Qualquer outro ministro pode decidir sair antes, o que abriria vaga no STF. Atualmente, há só uma cadeira vazia, a de Joaquim Barbosa, que decidiu deixar o tribunal antecipadamente, antes de completar 70 anos. Dos atuais 10 ministros, 4 foram indicados por Dilma e 3 pelo ex-presidente Luiz Inácio Lula da Silva. Até o final de 2018, serão 10 ministros indicados por presidentes do PT; daqueles nomeados em governos anteriores, sobrará apenas um, Gilmar Mendes, indicado por Fernando Henrique Cardoso (PSDB).
A indicação dos ministros do STF é uma das atribuições mais importantes do presidente, determinada pela Constituição. A indicação sempre passa pela análise do Senado, que sabatina o indicado e tem poder para aprovar ou rejeitar o nome – na história recente, rejeições nunca ocorreram; as últimas foram no governo de Floriano Peixoto (1891-1894).

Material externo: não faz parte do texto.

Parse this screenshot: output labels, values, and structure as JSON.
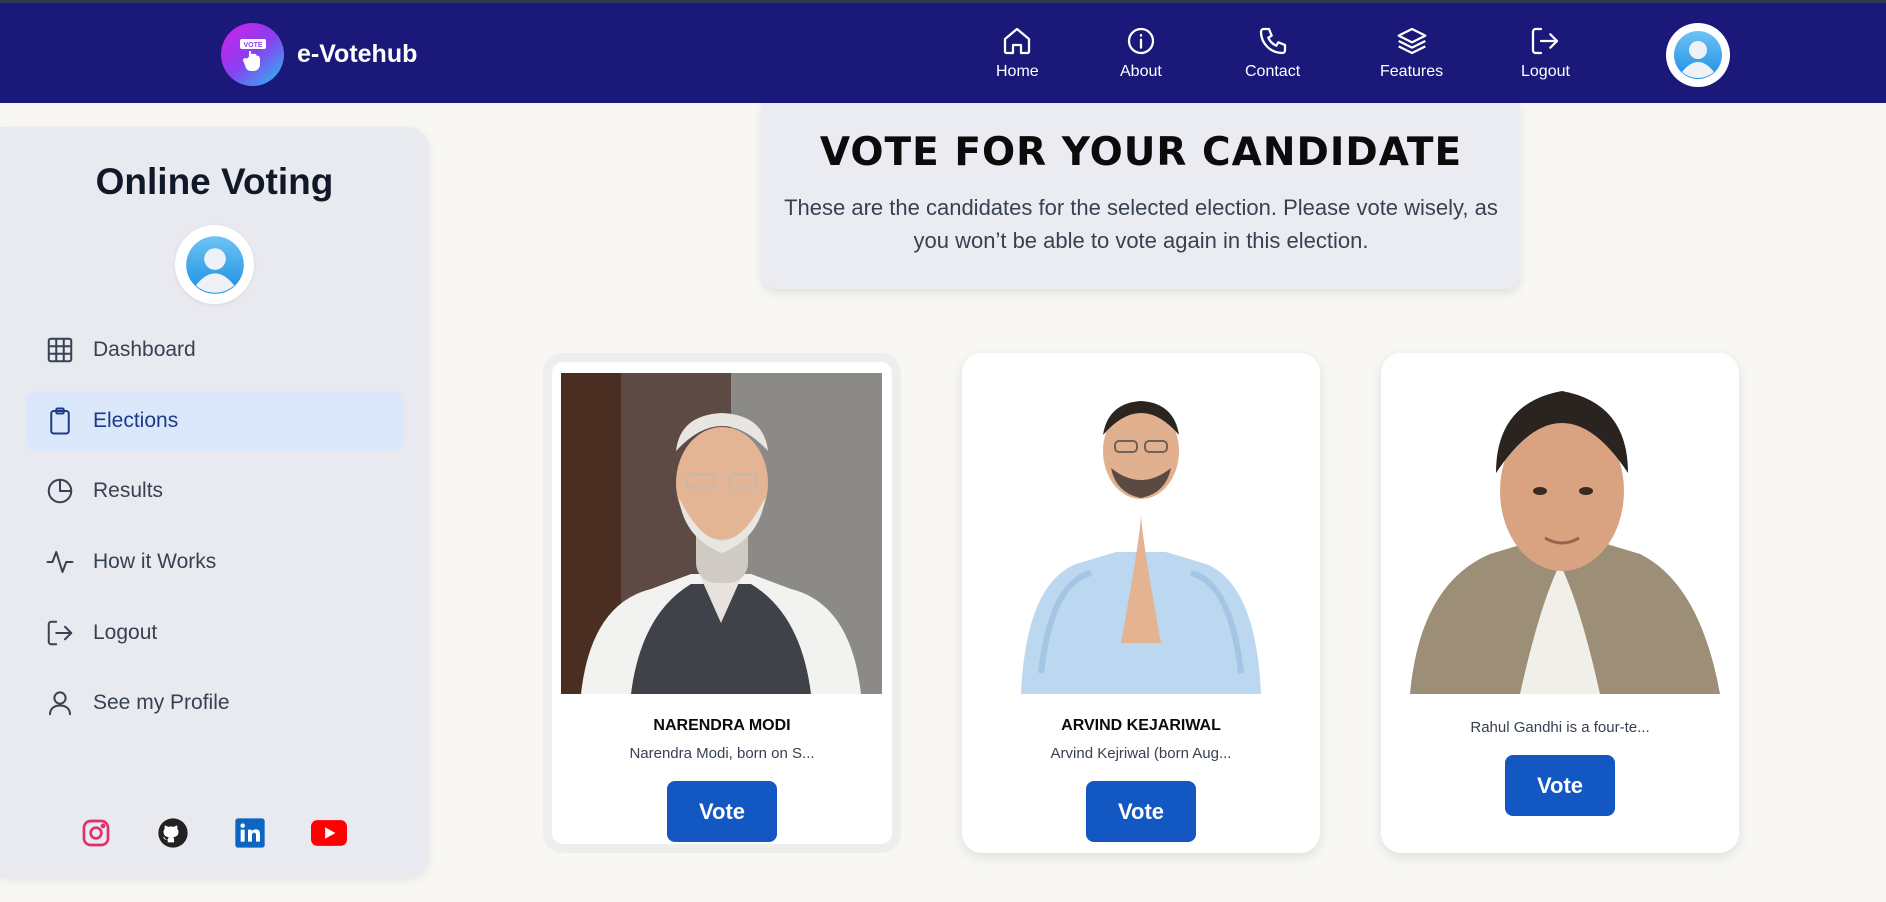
{
  "brand": {
    "name": "e-Votehub",
    "logo_text": "VOTE"
  },
  "nav": {
    "items": [
      {
        "label": "Home",
        "icon": "home-icon"
      },
      {
        "label": "About",
        "icon": "info-icon"
      },
      {
        "label": "Contact",
        "icon": "phone-icon"
      },
      {
        "label": "Features",
        "icon": "layers-icon"
      },
      {
        "label": "Logout",
        "icon": "logout-icon"
      }
    ]
  },
  "sidebar": {
    "title": "Online Voting",
    "items": [
      {
        "label": "Dashboard",
        "icon": "grid-icon"
      },
      {
        "label": "Elections",
        "icon": "clipboard-icon",
        "active": true
      },
      {
        "label": "Results",
        "icon": "pie-chart-icon"
      },
      {
        "label": "How it Works",
        "icon": "activity-icon"
      },
      {
        "label": "Logout",
        "icon": "logout-icon"
      },
      {
        "label": "See my Profile",
        "icon": "user-icon"
      }
    ],
    "socials": [
      "instagram-icon",
      "github-icon",
      "linkedin-icon",
      "youtube-icon"
    ]
  },
  "hero": {
    "title": "VOTE FOR YOUR CANDIDATE",
    "text": "These are the candidates for the selected election. Please vote wisely, as you won’t be able to vote again in this election."
  },
  "candidates": [
    {
      "name": "NARENDRA MODI",
      "desc": "Narendra Modi, born on S...",
      "vote_label": "Vote",
      "selected": true
    },
    {
      "name": "ARVIND KEJARIWAL",
      "desc": "Arvind Kejriwal (born Aug...",
      "vote_label": "Vote"
    },
    {
      "name": "",
      "desc": "Rahul Gandhi is a four-te...",
      "vote_label": "Vote"
    }
  ],
  "colors": {
    "topbar": "#1a197a",
    "vote_button": "#1257c2",
    "active_menu_bg": "#dbe7fb",
    "page_bg": "#f8f7f3"
  }
}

A relevância das próximas indicações, a partir do ano que vem, também pode ser estimada por alguns julgamentos previstos no STF que impactam fortemente as contas do próprio Executivo.
São três as ações mais custosas para o Tesouro a serem julgadas nos próximos anos: uma obriga bancos a ressarcir poupadores por prejuízos causados por planos econômicos dos anos 90; outra pede que o saldo do Fundo de Garantia por Tempo de Serviço (FGTS) seja corrigido pela inflação; uma terceira prevê a criação de quatro novos tribunais regionais federais (entenda melhor na tabela ao lado).

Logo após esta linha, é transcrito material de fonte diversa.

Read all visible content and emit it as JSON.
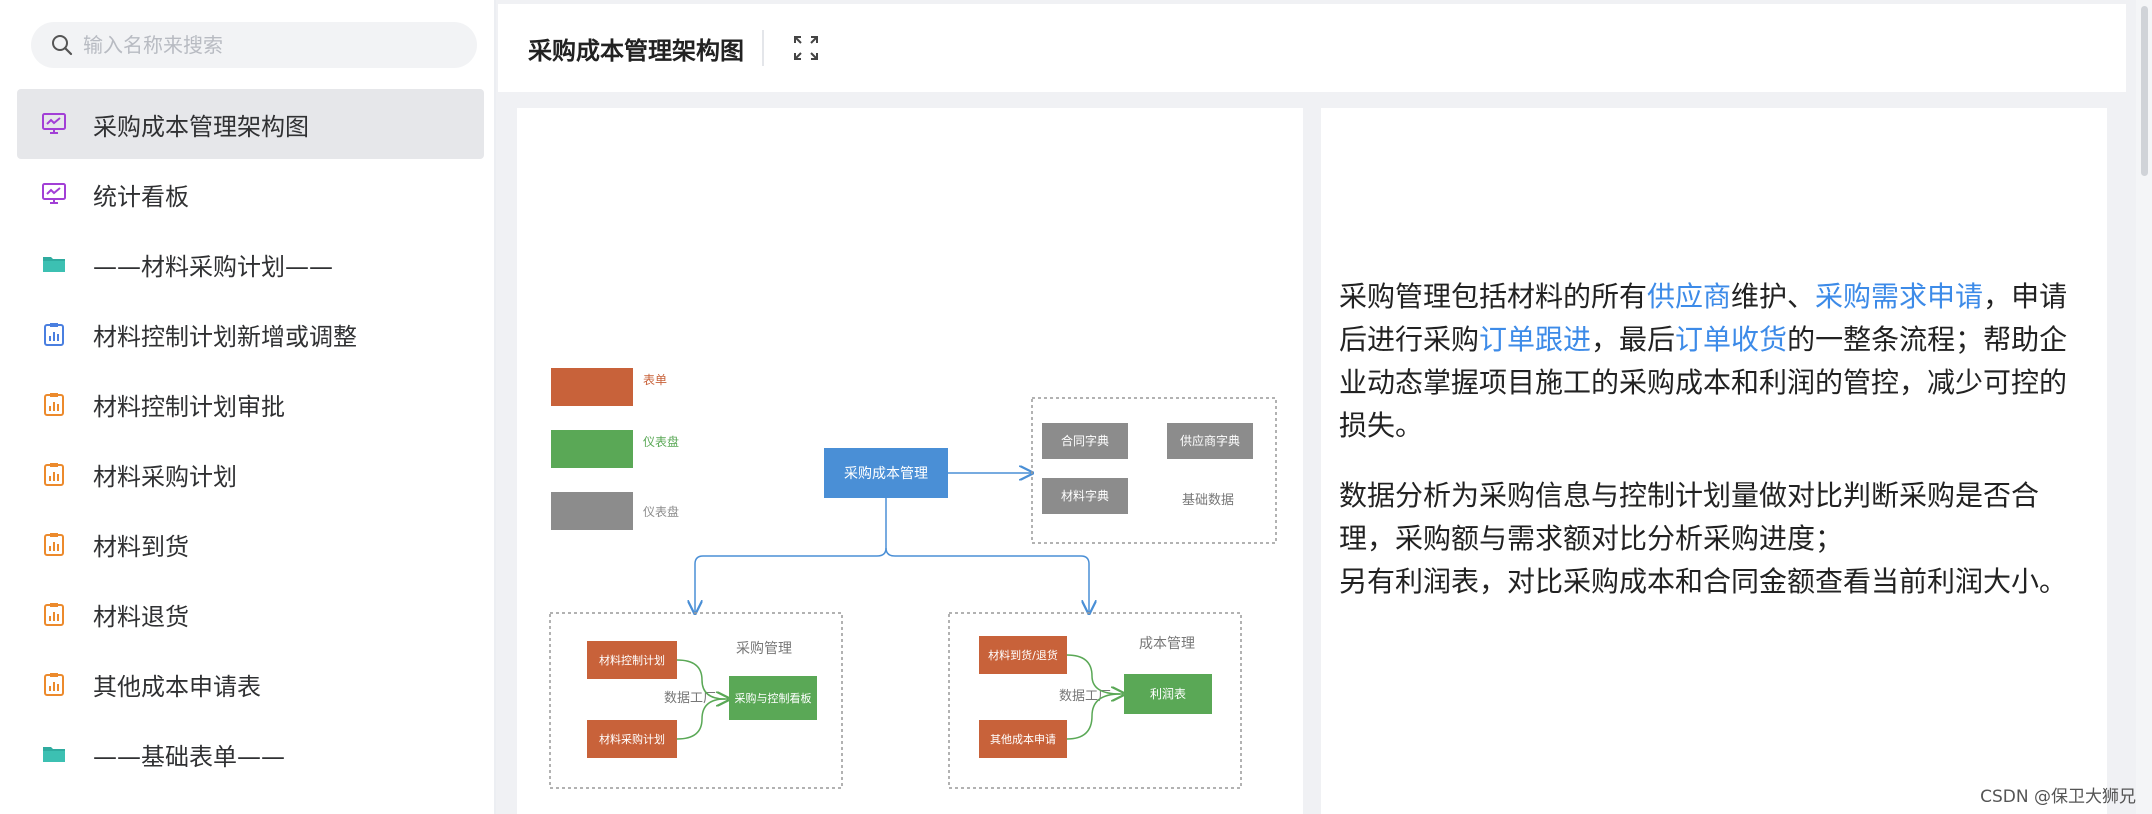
{
  "search": {
    "placeholder": "输入名称来搜索"
  },
  "sidebar": {
    "items": [
      {
        "label": "采购成本管理架构图",
        "icon": "dashboard-monitor-icon",
        "active": true
      },
      {
        "label": "统计看板",
        "icon": "dashboard-monitor-icon"
      },
      {
        "label": "——材料采购计划——",
        "icon": "folder-icon"
      },
      {
        "label": "材料控制计划新增或调整",
        "icon": "form-clipboard-icon"
      },
      {
        "label": "材料控制计划审批",
        "icon": "form-clipboard-icon"
      },
      {
        "label": "材料采购计划",
        "icon": "form-clipboard-icon"
      },
      {
        "label": "材料到货",
        "icon": "form-clipboard-icon"
      },
      {
        "label": "材料退货",
        "icon": "form-clipboard-icon"
      },
      {
        "label": "其他成本申请表",
        "icon": "form-clipboard-icon"
      },
      {
        "label": "——基础表单——",
        "icon": "folder-icon"
      }
    ]
  },
  "header": {
    "title": "采购成本管理架构图",
    "expand_icon": "fullscreen-icon"
  },
  "diagram": {
    "legend": [
      {
        "label": "表单",
        "color": "#c8623a"
      },
      {
        "label": "仪表盘",
        "color": "#5aa856"
      },
      {
        "label": "仪表盘",
        "color": "#8c8c8c"
      }
    ],
    "center": "采购成本管理",
    "base_box": {
      "items": [
        "合同字典",
        "供应商字典",
        "材料字典"
      ],
      "label": "基础数据"
    },
    "purchase_box": {
      "title": "采购管理",
      "forms": [
        "材料控制计划",
        "材料采购计划"
      ],
      "factory": "数据工厂",
      "board": "采购与控制看板"
    },
    "cost_box": {
      "title": "成本管理",
      "forms": [
        "材料到货/退货",
        "其他成本申请"
      ],
      "factory": "数据工厂",
      "board": "利润表"
    }
  },
  "description": {
    "p1": [
      {
        "t": "采购管理包括材料的所有"
      },
      {
        "t": "供应商",
        "hl": true
      },
      {
        "t": "维护、"
      },
      {
        "t": "采购需求申请",
        "hl": true
      },
      {
        "t": "，申请后进行采购"
      },
      {
        "t": "订单跟进",
        "hl": true
      },
      {
        "t": "，最后"
      },
      {
        "t": "订单收货",
        "hl": true
      },
      {
        "t": "的一整条流程；帮助企业动态掌握项目施工的采购成本和利润的管控，减少可控的损失。"
      }
    ],
    "p2_line1": "数据分析为采购信息与控制计划量做对比判断采购是否合理，采购额与需求额对比分析采购进度；",
    "p2_line2": "另有利润表，对比采购成本和合同金额查看当前利润大小。"
  },
  "colors": {
    "accent": "#3d8be8",
    "form": "#c8623a",
    "board": "#5aa856",
    "dict": "#8c8c8c",
    "center": "#4a8fd6"
  },
  "watermark": "CSDN @保卫大狮兄"
}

Analistas e observadores do Judiciário avaliaram que é provável e natural que o futuro presidente escolha juristas com visões de mundo ou ideologia próximas às dele. Mas, a julgar pela tradição do STF, consideram difícil que, após empossados como ministros, os escolhidos fiquem submissos ao Executivo, inclusive nas ações que preocupam o governo.
Estudioso das relações do STF com o Congresso, o cientista político Conrado Hübner Mendes, professor da Escola de Direito da Universidade de São Paulo (USP), diz que o processo de nomeação "é necessariamente politizado", mas não significa que sejam partidárias, como ocorre em cargos no Executivo.
"Os presidentes podem até tentar buscar nomes que tenham entendimentos jurídicos favoráveis ao governo, o que é legítimo, mas acho que também já perceberam que é ingênuo criar grandes expectativas em relação a como tais ministros se posicionarão em casos específicos", diz Mendes, que vê "incontáveis exemplos" de ministros que votam contra os interesses dos governos que os nomearam.
Frequentador do Supremo há mais de 50 anos e coautor de livros com vários ministros, o advogado Ives Gandra Martins concorda que, uma vez dentro da Corte, eles perdem qualquer "desejo de gratidão" com aqueles que os nomearam e passam a tomar decisões com base em suas convicções jurídicas.
Isso ocorre por dois motivos, segundo o jurista: os novatos acabam absorvendo a tradição de independência do STF, ao mesmo tempo em que se veem obrigados a honrar seus currículos, em geral, bastante prestigiados no meio jurídico.
"Os ministros não são gratos a quem indicou [...] Estão no máximo que puderam atingir e não precisam de qualquer governo, de qualquer favor", Ives Gandra Martins, advogado e jurista.
"Os ministros não são gratos a quem indicou, mas fieis a uma tradição do Supremo, de dar estabilidade às instituições. Quase todos que vão para lá têm belíssimos currículos, são prisioneiros da obra que escreveram. Estão no máximo que puderam atingir e não precisam de qualquer governo, de qualquer favor", diz o advogado, acrescentando que é o STF que julga os membros dos demais poderes.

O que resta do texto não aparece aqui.